We're adopting our daughter (hoping travelling to China to receive her this winter!!) and she'll be between 18-20 months old, depending on how quickly our paperwork is processed and we are allowed to travel.
Anyway, I've done tons of reading on co-sleeping and how wonderful it is for attachment (especially for babies who were adopted and need those pro-attachment activities even more). Plus, she co-sleeps with her foster family right now, so for her particularly, I think it will be very important.
Anyway, on to my question - for those who co-sleep or used to co-sleep with their babies around this age...what do you do for naptimes when you can't lay down with them? I obviously don't want her to be alone in our big bed by herself since that wouldn't be safe.
Is it hard for babies to sleep in different places around the house? Ie. if she slept in her little toddler bed for naps and in our bed for night time? Or a little pallet on the carpet for naps?
I don't know the answer to your question but I have read about co sleeping and attachment for adopted children. We will consider doing it if that is what is best for her when we return. Adopted babies are mourning their loss at first of their home and other caretakers so I think it is best to continue the co sleeping since she is used to it already.
I can't imagine my family or especially SILs will understand but I read this on an adoption site below and might say something similar or not even tell them about it.
"Some who were opposed to the family bed "got it" when I said "she's been in an orphanage, it's likely that the last time that she was alone was when she was abandoned. Once arriving at the orphanage she slept in a room with twelve babies in it, there is no way we can put her in a room alone and expect her to just deal with it"."
I found this site yesterday actually. You might already know it but I hope it helps
well, my daughter isn't quite that age but we co-sleep sometimes. different situation, i bring her mostly to bed at the 3:30/4 am feeding and she sleeps with us until morning.
i also co-sleep with her for naps during the day. when i don't sleep with her for naps, i do put her on the bed, but i put pillows around her (which is supposedly a "no-no" but she isn't going to suffocate on them). since your baby will be older, i imagine rails on the bed-side would work.
my only advice is get a big bed if you don't already have one. we only have a double and it is TIGHT. (we are getting a king probably in the winter)
Thanks for the responses. Mika, I love that a4everfamily.org site. I actually used a lot of the information on that site to create an "info packet" of sorts for our family members. I did this right when we started the process because my mom really wasn't getting the differences between having a biological child and adopting a child - that the adopted child is dealing with grief and loss and all sorts of issues that a biological child doesn't have to deal with. So, she immediately started talking about our daughter spending weekends at her house as soon as she's home, etc. I felt like needed to nip it in the bud, so to speak.
Anyway, I printed off all kinds of info on the no-holding policy (only mom and dad hold the baby until they're sure of her attachment to them), only mom and dad do any caregiving, co-sleeping, etc., and gave it to the grandparents and key aunts and uncles. So far, so good. Course, she isn't home yet, so who knows if they'll conveniently "forget" about everything we've told them we're planning to do...
Erin - totally hear ya on the big bed. We're about to upsize from a queen to a king for that very reason.
we co-slept with our son at night until from about 4m - 15 months old. (he was not adopted i'll add) the first 4m he was in a bassinet right at our bedside. we'd rock him to sleep at night and lay him in his crib at night, he'd sleep for a good couple hours there alone. when he woke up (which was about the time we were ready to go to bed) we'd bring him in to sleep with us. he was able to take naps during the day by himself (again, we rocked him to sleep and then lay him down), so i didn't have to worry about laying down with him at naptime.
you could try to make a little "nap nook" elsewhere in your house for her... perhaps lay a blanket down on the floor with a small pillow for her. or you could try a toddler bed or crib. my suggestion would be to find a spot that works and then keep it consistent. babies live for predictable routines. also, when you do find that spot, just use it for sleep — not play.

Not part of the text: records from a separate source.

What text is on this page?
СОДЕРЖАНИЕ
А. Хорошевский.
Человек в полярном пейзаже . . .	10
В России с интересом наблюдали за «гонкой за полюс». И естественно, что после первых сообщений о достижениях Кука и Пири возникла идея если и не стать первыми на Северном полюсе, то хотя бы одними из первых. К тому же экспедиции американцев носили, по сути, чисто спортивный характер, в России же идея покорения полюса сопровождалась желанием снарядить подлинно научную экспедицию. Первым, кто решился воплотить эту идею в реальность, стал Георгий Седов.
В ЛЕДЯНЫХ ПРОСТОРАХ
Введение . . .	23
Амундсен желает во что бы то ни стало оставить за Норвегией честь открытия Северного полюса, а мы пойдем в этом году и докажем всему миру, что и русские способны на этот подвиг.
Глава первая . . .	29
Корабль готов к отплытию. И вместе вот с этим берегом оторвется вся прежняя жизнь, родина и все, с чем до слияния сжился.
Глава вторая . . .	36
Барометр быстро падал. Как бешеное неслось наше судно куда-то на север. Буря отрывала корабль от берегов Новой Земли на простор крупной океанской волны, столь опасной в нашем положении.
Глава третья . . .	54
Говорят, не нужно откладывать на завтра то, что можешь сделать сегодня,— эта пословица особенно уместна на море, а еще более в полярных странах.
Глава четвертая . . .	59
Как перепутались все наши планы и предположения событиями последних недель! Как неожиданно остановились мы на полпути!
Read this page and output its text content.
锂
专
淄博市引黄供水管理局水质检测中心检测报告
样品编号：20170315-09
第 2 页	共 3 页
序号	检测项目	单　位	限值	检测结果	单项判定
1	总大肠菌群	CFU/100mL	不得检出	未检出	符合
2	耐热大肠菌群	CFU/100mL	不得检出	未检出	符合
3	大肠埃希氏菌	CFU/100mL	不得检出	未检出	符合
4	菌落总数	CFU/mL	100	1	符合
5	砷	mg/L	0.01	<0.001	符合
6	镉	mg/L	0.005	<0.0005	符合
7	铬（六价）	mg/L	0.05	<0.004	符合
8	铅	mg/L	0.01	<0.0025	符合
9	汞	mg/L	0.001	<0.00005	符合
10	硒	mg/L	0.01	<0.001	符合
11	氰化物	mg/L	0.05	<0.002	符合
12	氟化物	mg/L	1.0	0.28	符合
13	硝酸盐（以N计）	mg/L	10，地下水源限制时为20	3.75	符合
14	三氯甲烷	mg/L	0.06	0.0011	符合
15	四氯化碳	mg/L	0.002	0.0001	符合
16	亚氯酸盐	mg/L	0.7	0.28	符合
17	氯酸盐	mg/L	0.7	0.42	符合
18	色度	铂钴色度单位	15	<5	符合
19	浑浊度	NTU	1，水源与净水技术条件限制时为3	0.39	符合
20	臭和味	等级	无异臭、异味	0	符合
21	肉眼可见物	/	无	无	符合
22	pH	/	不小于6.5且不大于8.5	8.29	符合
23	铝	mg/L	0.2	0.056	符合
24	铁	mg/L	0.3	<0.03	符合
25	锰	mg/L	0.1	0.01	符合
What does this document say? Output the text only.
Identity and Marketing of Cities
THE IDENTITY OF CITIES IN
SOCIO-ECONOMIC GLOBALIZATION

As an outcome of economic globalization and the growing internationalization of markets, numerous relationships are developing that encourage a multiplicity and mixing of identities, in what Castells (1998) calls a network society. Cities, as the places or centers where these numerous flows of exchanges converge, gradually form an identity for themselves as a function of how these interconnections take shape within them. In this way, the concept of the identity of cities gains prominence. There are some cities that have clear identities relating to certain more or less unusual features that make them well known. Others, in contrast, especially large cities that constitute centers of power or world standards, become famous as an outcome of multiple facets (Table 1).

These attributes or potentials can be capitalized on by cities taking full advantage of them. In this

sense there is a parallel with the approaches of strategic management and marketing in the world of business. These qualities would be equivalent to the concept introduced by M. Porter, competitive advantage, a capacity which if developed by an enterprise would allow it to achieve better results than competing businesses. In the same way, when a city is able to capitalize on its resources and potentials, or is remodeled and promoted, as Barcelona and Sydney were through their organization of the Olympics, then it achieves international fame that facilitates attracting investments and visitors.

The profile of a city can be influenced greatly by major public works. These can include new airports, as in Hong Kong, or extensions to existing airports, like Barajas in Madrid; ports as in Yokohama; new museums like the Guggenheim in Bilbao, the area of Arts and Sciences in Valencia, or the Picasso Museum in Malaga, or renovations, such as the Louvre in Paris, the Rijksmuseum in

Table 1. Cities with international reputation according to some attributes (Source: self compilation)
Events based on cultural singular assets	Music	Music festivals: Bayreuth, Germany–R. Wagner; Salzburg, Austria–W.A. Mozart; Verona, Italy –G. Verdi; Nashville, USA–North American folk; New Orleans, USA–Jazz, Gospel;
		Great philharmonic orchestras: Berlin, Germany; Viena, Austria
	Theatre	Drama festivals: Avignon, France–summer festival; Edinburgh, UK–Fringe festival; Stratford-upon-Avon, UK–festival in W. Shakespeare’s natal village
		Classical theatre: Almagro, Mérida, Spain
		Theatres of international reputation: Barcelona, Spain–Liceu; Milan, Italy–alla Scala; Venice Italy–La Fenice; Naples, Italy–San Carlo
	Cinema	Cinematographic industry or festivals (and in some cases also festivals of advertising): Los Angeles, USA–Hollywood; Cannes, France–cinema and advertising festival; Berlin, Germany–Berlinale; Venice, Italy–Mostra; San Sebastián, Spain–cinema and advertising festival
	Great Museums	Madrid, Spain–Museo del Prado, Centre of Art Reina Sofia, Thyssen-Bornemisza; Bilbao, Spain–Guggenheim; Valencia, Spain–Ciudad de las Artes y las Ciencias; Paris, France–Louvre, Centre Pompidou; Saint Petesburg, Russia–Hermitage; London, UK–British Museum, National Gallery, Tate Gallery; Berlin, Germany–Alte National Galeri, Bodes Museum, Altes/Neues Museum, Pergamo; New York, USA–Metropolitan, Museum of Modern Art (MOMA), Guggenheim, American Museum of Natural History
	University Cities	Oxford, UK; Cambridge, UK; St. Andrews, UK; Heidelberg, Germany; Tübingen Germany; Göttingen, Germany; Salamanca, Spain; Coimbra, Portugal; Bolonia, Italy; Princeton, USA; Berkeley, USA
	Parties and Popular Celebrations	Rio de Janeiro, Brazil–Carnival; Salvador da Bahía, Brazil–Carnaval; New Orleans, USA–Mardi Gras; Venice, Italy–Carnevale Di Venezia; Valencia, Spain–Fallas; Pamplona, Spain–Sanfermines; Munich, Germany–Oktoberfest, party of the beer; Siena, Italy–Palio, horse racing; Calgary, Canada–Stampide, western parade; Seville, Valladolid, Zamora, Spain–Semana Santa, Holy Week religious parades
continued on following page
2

it's so hard to predict what's going to work. all children are different. my son wouldn't sleep just anywhere, it HAD to be his crib, our bed and later on his bed. (he's 3 now). i tried the nap corner, but he wasn't having it.
co-sleeping is an absolutely wonderful thing. my husband and i loved it and would do it again if we ever had another baby. the hardest thing about it is when it becomes "too much" and you need to make the switch to their own room. that's a long way off for you though!
thanks hotcocoa - i was always just kind of unclear what people did who co-slept at night...if their babies would sleep at all without being in their bed with them. but it sounds like we'll have several options and just need to find the right one for her.
worst case scenario - i could just nap right alongside her in my bed! sounds pretty nice - napping for the sake of my child!